Spardha brings ‘4.48 Montras’ on stage
The play takes a dark journey through the life of a tormented young woman as she encounters violence and heartbreak
Shedding light on the dilemma of "self" and "others", and subsequently stirring individual sensitivity against the backdrop of social absurdity and unacceptability, a critically acclaimed theatre production "4.48 Montras", directed by Syed Jamil Ahmed, premiered at Dr Nilima Ibrahim Auditorium of Bangladesh Mohila Samity on 18 December.
The play is being staged daily at the venue and will continue until December 31.
Adapted from the English playwright Sarah Kane's swansong "4.48 Psychosis", the play, translated into Bangla by Shahman Moishan and Sharif Siraj, is composed in a unique poetic style that abandons linear narrative to embrace a post-dramatic architecture, by fusing together monologues, stream-of-consciousness, soliloquies, daily-life dialogues, and narratives addressed directly to the spectators.
Central to its content is depression leading to psychosis generated in a young writer because of violence she witnesses in society at large: rape, sexual assault, murder, torture unto death, religious intolerance, and chaotic uncertainty.
The play sees the ultimate narrowing of Sarah Kane's focus in her work.
The struggle of the self to remain intact has moved in her work from civil war, into the family, into the couple, into the individual, and finally into the theatre of psychosis: the mind itself.
As a text, the masterpiece looks like a poem. No characters are named, and even their numbers are unspecified. It could be a journey through one person's mind, or an interview between a doctor and his patient.

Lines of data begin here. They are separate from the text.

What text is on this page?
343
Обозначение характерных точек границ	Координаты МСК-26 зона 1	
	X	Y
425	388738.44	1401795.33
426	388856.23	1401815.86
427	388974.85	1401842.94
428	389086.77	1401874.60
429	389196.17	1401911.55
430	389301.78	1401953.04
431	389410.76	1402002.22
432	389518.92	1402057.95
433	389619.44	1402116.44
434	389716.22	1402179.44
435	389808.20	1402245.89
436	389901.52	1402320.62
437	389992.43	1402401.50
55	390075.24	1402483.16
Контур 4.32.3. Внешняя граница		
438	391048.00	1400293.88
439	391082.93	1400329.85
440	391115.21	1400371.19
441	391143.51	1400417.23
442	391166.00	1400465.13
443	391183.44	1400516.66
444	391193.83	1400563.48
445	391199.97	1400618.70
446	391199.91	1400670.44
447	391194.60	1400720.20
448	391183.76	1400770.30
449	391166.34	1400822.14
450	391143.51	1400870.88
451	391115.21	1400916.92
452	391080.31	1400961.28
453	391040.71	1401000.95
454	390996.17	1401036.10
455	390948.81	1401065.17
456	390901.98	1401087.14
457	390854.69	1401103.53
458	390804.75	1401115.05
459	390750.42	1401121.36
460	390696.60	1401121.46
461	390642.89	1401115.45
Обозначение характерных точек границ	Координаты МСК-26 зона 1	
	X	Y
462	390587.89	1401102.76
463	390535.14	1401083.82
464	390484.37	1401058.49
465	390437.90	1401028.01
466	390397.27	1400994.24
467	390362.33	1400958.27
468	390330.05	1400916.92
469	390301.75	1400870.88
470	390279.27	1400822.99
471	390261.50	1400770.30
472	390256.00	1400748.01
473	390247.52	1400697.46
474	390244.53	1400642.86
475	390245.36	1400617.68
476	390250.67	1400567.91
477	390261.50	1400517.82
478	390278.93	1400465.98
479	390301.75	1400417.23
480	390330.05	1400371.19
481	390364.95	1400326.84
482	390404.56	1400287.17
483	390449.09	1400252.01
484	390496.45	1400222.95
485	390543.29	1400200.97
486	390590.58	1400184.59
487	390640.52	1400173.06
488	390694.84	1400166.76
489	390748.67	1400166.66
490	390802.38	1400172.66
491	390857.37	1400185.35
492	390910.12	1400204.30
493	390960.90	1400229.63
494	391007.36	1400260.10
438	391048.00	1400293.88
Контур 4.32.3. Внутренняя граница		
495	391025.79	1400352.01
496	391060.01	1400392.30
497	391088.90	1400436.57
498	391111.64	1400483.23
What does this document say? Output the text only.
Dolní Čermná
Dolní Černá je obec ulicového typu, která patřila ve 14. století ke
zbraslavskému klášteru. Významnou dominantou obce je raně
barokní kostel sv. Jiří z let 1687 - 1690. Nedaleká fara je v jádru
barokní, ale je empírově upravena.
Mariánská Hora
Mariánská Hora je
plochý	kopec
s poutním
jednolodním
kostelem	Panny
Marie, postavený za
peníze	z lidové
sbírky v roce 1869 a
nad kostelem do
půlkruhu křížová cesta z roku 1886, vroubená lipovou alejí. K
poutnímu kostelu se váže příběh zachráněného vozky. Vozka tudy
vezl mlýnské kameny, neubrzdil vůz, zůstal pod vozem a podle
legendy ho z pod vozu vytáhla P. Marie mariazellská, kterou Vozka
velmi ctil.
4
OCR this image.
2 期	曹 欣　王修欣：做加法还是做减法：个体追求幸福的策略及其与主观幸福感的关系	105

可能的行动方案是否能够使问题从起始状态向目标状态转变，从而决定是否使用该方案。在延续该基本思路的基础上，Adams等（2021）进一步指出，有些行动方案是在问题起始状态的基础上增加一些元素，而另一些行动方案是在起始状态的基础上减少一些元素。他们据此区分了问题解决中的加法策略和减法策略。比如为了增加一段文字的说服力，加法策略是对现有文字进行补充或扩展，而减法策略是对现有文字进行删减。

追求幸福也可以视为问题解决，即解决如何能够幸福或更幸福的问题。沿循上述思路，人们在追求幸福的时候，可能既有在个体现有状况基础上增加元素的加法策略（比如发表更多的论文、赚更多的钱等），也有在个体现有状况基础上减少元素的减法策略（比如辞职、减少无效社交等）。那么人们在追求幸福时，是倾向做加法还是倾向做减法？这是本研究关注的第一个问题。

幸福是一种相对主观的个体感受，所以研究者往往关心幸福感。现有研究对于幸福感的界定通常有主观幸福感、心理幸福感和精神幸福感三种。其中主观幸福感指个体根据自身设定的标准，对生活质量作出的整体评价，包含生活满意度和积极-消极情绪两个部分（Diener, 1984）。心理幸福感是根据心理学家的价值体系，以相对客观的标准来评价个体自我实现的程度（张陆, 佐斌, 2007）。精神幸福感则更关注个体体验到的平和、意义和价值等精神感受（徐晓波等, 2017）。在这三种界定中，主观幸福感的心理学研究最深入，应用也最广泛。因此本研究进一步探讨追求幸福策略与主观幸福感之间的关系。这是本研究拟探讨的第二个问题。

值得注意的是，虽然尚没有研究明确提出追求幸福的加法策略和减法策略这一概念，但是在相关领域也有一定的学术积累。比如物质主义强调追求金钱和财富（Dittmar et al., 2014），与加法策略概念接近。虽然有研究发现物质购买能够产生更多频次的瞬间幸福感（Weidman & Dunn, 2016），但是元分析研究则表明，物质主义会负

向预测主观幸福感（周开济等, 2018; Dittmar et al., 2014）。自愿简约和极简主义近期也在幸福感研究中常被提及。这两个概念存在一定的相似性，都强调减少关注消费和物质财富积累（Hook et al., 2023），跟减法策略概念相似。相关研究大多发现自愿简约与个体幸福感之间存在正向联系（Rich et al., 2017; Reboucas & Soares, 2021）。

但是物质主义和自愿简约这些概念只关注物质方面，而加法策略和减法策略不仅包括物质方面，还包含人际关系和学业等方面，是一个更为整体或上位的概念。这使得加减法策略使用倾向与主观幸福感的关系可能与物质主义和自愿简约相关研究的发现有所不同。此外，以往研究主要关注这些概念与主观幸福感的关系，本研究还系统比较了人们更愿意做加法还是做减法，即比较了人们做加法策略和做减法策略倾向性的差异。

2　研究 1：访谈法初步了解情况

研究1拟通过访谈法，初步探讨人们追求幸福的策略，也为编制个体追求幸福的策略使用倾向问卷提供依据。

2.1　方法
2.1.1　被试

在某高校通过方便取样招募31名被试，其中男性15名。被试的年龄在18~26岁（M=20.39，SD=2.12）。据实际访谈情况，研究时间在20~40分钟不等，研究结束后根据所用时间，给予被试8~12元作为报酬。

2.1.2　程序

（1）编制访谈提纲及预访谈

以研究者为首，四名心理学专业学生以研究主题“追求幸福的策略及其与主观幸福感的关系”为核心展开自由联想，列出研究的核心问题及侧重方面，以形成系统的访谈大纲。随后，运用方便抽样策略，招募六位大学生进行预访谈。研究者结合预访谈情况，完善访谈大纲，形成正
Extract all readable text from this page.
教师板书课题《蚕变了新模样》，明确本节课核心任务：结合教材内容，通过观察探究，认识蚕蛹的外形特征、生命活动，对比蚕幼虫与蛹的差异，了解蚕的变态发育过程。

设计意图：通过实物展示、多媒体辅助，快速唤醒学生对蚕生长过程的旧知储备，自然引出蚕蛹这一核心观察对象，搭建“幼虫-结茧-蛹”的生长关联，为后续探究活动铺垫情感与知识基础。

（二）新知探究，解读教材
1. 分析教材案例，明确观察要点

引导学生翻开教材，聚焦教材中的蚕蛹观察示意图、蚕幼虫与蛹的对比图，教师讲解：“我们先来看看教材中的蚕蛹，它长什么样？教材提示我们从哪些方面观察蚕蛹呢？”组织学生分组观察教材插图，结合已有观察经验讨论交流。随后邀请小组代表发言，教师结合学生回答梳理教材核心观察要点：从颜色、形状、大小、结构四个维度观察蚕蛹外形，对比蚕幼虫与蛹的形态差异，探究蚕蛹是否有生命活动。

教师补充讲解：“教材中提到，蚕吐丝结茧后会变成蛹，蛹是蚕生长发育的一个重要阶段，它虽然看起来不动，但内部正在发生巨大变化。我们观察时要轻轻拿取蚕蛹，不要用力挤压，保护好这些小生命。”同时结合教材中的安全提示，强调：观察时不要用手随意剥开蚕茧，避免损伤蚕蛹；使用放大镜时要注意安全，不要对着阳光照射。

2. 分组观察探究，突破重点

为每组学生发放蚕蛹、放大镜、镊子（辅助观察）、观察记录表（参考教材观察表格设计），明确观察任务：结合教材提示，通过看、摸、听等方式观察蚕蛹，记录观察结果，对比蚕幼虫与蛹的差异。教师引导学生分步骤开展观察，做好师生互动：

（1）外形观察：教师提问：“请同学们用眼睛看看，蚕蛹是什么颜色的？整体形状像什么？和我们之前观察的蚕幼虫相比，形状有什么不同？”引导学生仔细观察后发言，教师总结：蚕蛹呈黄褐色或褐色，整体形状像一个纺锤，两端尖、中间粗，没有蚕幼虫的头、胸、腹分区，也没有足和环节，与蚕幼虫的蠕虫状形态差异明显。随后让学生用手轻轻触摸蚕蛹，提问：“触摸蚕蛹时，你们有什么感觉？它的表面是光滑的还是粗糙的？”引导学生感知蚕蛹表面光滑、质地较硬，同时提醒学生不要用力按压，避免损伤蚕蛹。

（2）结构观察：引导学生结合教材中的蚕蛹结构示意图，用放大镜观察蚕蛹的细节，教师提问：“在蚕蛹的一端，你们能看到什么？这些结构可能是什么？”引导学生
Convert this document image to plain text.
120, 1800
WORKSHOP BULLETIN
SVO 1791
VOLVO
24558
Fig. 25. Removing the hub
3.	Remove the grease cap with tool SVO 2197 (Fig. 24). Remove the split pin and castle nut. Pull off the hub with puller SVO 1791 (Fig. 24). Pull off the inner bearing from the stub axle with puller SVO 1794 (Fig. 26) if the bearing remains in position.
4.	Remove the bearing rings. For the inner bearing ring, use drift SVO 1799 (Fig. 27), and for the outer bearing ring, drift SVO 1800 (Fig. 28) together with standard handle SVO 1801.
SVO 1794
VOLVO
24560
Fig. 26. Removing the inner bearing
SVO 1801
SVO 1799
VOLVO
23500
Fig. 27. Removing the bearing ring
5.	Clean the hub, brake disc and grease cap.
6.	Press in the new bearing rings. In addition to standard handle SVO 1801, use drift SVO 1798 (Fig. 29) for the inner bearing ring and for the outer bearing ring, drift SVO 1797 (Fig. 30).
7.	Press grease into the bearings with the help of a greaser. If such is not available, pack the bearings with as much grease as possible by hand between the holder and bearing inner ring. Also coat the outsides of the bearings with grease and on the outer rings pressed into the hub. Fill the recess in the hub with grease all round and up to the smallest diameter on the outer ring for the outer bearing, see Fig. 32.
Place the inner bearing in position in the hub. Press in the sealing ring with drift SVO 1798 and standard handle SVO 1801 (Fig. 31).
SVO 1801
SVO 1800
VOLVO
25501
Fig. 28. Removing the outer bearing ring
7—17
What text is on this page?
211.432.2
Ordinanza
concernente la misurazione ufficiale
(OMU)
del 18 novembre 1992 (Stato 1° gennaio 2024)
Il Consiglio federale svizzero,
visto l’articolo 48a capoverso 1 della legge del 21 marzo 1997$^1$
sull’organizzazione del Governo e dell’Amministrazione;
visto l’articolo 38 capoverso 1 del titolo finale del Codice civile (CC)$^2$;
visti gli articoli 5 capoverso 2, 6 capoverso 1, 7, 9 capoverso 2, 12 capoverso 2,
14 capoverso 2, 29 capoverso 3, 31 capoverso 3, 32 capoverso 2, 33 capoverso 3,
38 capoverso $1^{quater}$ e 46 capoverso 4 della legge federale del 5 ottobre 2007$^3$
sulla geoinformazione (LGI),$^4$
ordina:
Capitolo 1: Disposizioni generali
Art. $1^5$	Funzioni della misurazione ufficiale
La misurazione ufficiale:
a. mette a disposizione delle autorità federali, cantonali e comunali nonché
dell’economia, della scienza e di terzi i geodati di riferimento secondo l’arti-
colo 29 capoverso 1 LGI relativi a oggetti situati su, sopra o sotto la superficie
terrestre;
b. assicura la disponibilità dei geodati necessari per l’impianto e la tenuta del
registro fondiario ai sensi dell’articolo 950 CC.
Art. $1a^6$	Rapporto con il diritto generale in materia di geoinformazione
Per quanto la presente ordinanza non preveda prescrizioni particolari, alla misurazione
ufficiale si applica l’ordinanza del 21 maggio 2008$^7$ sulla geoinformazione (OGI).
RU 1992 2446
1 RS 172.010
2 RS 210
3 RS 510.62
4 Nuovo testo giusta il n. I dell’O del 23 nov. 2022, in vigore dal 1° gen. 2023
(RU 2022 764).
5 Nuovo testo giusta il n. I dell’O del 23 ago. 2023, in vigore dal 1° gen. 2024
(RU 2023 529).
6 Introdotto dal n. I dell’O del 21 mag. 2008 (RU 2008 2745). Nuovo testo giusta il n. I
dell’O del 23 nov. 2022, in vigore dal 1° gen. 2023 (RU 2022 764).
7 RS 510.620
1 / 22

The patient's struggle to communicate with her doctors and the audience says as much about life lived with a disability as it does about depression.
What it teaches us is the frustration of potential suicide at the way the rest of the world marches to a different, rational rhythm, and assumes there are cures and answers for a state of raging alienation.
It takes a dark journey through the life of a tormented young woman as she encounters violence and heartbreak.
An intensely personal play, written months before the playwright took her own life, the ominous title refers to the early morning moment when her afflicted mind was said to have assumed clarity.
Suffering from suicidal depression, Sarah Kane experienced her sharpest and most anguished clarity at 4.48am. Hence her visceral final play was titled as "4.48 Psychosis".
Her plays broadly deal with themes of redemptive love, sexual desire, pain, torture—both physical and psychological—and death. They are characterised by a poetic intensity, pared-down language, exploration of theatrical form.
This play was written in 1999 shortly before the playwright took her own life at age 28.
Certain images are repeated within the performance, particularly that of "shade opens, stark light" and a repeated motif in the play is "serial sevens" which involves counting down from one hundred by sevens, a bedside test often used by psychiatrists to test for loss of concentration or memory.
Around the end of the play, the text becomes increasingly sparse, implying that the speaker is less committing suicide and more disappearing from existence.
Syed Jamil Ahmed has meticulously planned the entire production keeping the contemporary socio-political milieu in mind, and masterfully designed light, set and selected precise music scores to make it stand out.
In it, mental extremes are unflinchingly distilled. Wreathed in dark humour or bleak, lyrical beauty, words fragment and coalesce through angry pain and medicated stupor into skinless and terrible lucid freedom.
The production stars the protagonist Mohsina Akhter and features several other performers from the independent theatre collective "Spardha" in supporting roles.
The brilliant actor Mohsina, who also planned costumes, was the dramaturg of the production.
Md Sohel Rana is the assistant director, production manager and a cast member in the play.